One summer, Dad had started growing beans. When you switched from pasture or any other crop to beans, you have a massive amount of weeds. To earn money for church camp and new sleeping bags, my sister and I were supposed to weed 100 rows of those beans. I am not exaggerating when I say that there were 100 weeds for every bean plant in that field. There were days when Bev and I would sit down in the dirt and cry. The job seemed so endless and pointless to us. Other times, we would have contests to see who could pull out the biggest weed with the roots still intact. That might seem silly to you, but some of those weeds were huge and the roots were wider than a dinner plate. We did complete that job, but sadly, the weeds had already began to grow back in the first rows.
Our lives have become complicated instead of easier. I think that we have allowed the manure to fill up in our living spaces. The weeds in the field are reminders that we haven't protected the most important crop of the field, our children and their future.
I am not saying that your feelings shouldn't matter, but what really matters is that there are too many voices demanding their own way and too few workers dedicated to keeping the stalls clean and the fields clear.
There is an entire generation that has never experienced hardship. They are given cars on their 16th Birthday, they expect new clothes that have the right labels and cell phones and electronics whose price tag is more than a weeks wages for some.

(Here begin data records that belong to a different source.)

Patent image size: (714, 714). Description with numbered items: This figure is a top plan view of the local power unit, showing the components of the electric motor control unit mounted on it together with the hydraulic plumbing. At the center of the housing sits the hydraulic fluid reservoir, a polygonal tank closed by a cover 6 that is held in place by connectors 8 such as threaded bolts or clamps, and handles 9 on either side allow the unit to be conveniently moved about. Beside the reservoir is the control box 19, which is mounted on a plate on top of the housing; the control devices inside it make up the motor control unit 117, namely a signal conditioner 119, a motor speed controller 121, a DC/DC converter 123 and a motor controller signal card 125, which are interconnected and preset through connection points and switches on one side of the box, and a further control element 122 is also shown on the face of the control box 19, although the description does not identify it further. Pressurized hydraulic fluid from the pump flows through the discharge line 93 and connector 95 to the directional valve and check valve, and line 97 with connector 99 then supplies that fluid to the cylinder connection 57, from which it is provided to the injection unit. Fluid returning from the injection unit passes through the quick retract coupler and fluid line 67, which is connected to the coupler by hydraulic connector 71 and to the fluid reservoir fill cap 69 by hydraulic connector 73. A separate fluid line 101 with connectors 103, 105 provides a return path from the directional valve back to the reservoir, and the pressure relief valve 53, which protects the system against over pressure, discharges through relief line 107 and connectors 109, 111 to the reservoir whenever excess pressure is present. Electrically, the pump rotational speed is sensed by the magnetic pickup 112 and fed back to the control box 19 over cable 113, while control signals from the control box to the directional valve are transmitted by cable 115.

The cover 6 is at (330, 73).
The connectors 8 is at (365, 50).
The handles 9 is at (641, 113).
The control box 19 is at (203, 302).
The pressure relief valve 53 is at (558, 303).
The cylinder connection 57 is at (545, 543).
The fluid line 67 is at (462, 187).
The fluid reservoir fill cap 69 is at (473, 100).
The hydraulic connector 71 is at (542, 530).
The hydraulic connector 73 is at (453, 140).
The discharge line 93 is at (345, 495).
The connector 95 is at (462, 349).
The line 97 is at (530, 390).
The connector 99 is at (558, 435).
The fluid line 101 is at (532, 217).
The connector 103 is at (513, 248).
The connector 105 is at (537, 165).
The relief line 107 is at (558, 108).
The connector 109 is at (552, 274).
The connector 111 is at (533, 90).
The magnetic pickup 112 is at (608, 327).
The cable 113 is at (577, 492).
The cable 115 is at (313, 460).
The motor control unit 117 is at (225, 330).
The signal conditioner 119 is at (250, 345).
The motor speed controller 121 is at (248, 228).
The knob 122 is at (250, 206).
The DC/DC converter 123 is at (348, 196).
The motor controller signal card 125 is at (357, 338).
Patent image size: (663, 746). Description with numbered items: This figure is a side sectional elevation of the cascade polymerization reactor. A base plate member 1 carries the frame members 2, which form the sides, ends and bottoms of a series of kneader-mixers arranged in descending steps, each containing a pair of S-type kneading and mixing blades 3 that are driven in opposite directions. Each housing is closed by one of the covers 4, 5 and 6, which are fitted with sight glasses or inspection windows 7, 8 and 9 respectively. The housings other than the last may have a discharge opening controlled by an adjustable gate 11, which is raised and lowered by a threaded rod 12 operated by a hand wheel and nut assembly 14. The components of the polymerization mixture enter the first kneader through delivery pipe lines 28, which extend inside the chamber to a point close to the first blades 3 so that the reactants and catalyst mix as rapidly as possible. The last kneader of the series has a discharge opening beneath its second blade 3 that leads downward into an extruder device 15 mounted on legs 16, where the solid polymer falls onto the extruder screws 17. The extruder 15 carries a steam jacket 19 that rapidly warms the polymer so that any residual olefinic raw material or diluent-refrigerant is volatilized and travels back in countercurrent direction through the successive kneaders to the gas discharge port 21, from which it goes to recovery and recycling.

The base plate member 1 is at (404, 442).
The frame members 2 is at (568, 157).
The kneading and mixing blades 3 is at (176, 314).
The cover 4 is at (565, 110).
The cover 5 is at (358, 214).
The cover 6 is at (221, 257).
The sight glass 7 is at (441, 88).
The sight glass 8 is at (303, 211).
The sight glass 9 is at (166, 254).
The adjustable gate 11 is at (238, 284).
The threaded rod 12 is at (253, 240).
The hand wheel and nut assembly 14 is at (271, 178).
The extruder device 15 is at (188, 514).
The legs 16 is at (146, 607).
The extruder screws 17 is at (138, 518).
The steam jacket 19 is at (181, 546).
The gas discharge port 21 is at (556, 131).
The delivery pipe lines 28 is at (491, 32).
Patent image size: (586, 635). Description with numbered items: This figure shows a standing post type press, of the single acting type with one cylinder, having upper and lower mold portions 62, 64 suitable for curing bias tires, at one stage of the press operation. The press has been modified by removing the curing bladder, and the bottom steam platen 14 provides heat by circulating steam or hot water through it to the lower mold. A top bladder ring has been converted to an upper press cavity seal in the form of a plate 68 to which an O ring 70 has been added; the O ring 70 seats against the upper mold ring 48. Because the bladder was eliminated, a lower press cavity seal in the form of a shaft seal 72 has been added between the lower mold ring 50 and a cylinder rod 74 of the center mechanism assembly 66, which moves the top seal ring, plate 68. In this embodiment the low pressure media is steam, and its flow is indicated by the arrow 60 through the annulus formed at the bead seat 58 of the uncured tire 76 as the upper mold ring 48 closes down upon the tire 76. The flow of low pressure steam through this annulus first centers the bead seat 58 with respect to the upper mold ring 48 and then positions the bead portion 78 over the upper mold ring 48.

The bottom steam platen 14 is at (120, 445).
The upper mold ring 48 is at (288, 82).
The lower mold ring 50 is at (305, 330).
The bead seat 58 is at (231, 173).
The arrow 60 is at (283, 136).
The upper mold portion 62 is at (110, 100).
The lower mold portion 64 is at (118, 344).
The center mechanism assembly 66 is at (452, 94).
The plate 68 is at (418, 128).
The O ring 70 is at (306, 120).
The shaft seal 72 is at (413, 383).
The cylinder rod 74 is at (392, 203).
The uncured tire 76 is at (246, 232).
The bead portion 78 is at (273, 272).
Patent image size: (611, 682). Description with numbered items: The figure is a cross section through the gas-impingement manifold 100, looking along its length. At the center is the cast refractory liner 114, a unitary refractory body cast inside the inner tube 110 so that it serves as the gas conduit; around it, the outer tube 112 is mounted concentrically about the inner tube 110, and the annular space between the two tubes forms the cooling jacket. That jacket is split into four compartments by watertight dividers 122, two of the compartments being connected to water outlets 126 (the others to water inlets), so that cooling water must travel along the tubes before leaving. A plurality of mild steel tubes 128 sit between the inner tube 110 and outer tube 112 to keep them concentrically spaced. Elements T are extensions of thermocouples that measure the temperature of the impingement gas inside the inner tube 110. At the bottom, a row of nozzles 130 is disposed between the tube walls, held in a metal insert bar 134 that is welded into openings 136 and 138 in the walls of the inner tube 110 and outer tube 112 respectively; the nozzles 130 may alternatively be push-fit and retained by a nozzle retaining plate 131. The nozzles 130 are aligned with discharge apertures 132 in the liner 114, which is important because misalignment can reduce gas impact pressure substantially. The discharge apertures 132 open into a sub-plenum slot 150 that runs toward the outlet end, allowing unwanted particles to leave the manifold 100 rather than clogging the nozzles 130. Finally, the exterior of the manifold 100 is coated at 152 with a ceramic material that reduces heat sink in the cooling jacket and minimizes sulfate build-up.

We worked hard growing up, but we played too. Looking back,those were the easy years. You knew what you were working for. The reward wasn't instant, but it it was a sure thing if you were diligent.
There will always be people who are thorns in our sides and the demands on our lives with work and family never seem to end. Shockingly, we might even be more polite to a stranger on the street than to our own family members.
So where do we start? A true accounting of yourself will yield some surprising revelations. My husband David has to be one of the most patient and diplomatic people alive. I remember being alone without children for the first time in our marriage and realizing that there were times that I got on his nerves. I said something to him about this and his reply was, "you mean you finally noticed?"
What job do you avoid doing because you don't feel like it? Is it as simple as folding your husband's socks or as complicated as working at a job that you hate? Whatever the circumstances, we have to move beyond ourselves and go the extra mile in every aspect of our lives.